The crux of my mindset of continual improvement is that almost everything I find myself needing to do can form some kind of practice or learning experience. Writing documentation will help me practice conveying information, writing unit tests helps me better understand the code I have, and coming up with TTRPG character names on the fly is an exercise in improvisation. Each of these tasks are things I see LLMs gradually expanding into, and for some of them I completely understand why. I don't particularly enjoy writing documentation and would love to get around it if I could. But I think being forced to do it allows me to practice my skills at it. By writing down the details of an API or a process, it gives me time to reflect on how I built it and whether or not the instructions sound insane for someone else to follow. Similarly with a unit test.
What it comes down to, I have found, is deciding what processes I can do without. I have no issue with the washing machine automating away my laundry, why if I could also have it hang my laundry out to dry I would, because I have no desire to become better at washing clothes. What I do care about is being a good programmer, game master, communicator, and so on and so forth until the cows come home. And so I try and understand every small process as a step in practicing and polishing the skillsets I care about.
I've tried to expand this mindset throughout my life. I recently started reading non-fiction books on subject matters that I want to be knowledgeable on, having felt like my existing media diet has left me rather stagnant with my understanding of most things. I've always been one to read the Stack Overflow conversation threads, rather than just taking a quick answer and dipping, because I value the insight it gives me into the problem I'm trying to debug. Lots of small things which can probably be quickly automated over are actually opportunities for growth, and I feel ignoring them for the sake of efficiency is only likely to stifle my growth in the long run.

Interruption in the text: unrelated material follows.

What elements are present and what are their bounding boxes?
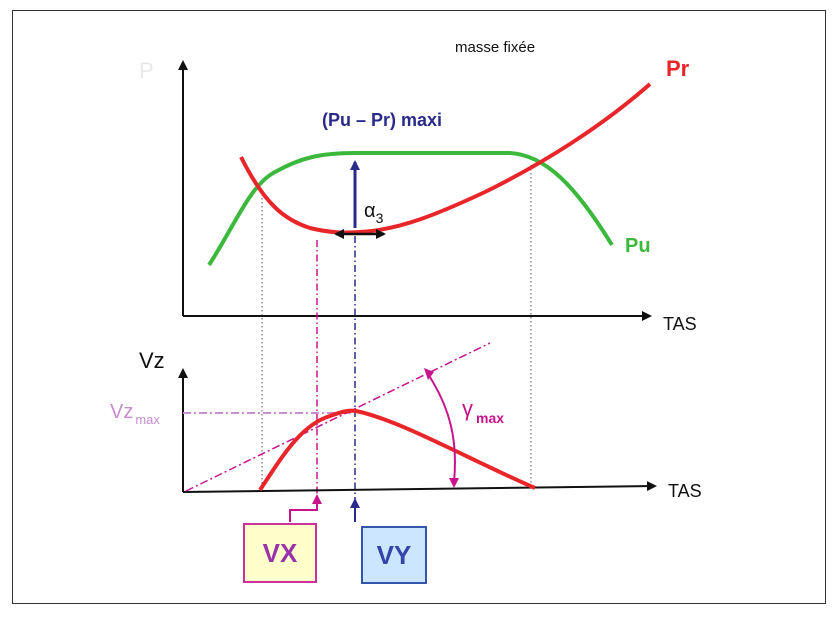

With LLMs I feel things have become the most egregious. A chatbot today can solve all kinds of problems (to more or less of a degree) but using one is really no better than offloading your chances to grow in return for an instant payoff. I think it's a continuation of the trend for instant gratification, results right now at the cost of anything else. Regardless, you can count me out of offloading my life to an amalgamation of my own words and thoughts sold back to me.